Essentially, any administrators or service providers entrusted with protecting credit card data should carefully review the new version and begin planning for its full implementation. There are currently more than 700 global participating organizations that regularly accept credit card payments, and they have their own networks of affiliates. All these entities will be required to prove implementation of the new version specifically, and should also be prepared to show that all their security procedures are secure. Service providers that routinely aggregate large amounts of card data may be especially sensitive to the types of threats these modifications intend to address.
What Must They Do?
Testing and Documentation
To ensure customer data security, the revised standard requires added documentation and testing of existing systems to make sure that they’re keeping data safe with these newly added provisions:
- Newly added provisions 10.8 and 10.8.1 require more frequent scans for detection and reporting of critical security controls systems, to avoid unnecessarily long periods of intruder access;
- Newly added provision 220.127.116.11 requires penetration testing of segmentation controls by service providers every six months. Keeping the card data footprint as small as possible reduces the scope of opportunity for inappropriate access;
- Newly added provisions 12.11 and 12.11.1 require services providers to review card-accessing personnel every six months as well to ensure they’re up-to-date with PCI procedures and standards;
- Newly added provision 12.4.1 requires that upper management of all participants remains responsible for data management security. This requirement comes from instances where personnel changes removed the enterprise authority from the control of PCI compliance practices and confirmations.

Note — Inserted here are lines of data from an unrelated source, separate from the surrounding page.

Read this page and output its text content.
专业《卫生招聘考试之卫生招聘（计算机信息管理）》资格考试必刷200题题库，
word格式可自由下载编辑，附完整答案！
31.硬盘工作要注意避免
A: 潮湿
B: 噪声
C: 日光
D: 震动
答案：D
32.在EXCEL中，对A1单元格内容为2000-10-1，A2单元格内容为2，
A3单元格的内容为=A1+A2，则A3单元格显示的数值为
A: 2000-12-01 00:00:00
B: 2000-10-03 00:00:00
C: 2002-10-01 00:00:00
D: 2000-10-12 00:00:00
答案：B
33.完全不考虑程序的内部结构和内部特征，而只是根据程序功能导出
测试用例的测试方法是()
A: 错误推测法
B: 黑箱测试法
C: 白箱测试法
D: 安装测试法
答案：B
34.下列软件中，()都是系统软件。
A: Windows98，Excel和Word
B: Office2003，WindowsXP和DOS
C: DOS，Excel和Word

- Entities must record the encryption processes they use, to ensure subsequent staff maintains those standards, and that management can accurately determine when upgrades are necessary; and
- The Designated Entities Supplemental Validation (DESV) process moves into 3.2, but as an extension of existing standards and not an outright requirement. These validation standards are useful to test for compliances and effective detection mechanisms, but are only required if that entity is instructed to perform the assessments by a payment brand or acquirer.
All Personnel with Access to Card Data Must Now Use Multi-Authentication Processes
Previously, this requirement was limited to workers with remote access to secured data banks. However, because unauthorized privileges and compromised credentials occur in almost every reported incident, under the new rule, any personnel with access to protected data must show two or more credentials, such as passwords, smart cards or tokens
PCI DSS 3.1 will expire on October 31, 2016, so enterprises should be working now to implement the new rules and their procedures. To give every entity the opportunity to gain proficiency with the revised protocols, 3.2 standards will be considered best practices, not requirements, until February 1, 2018.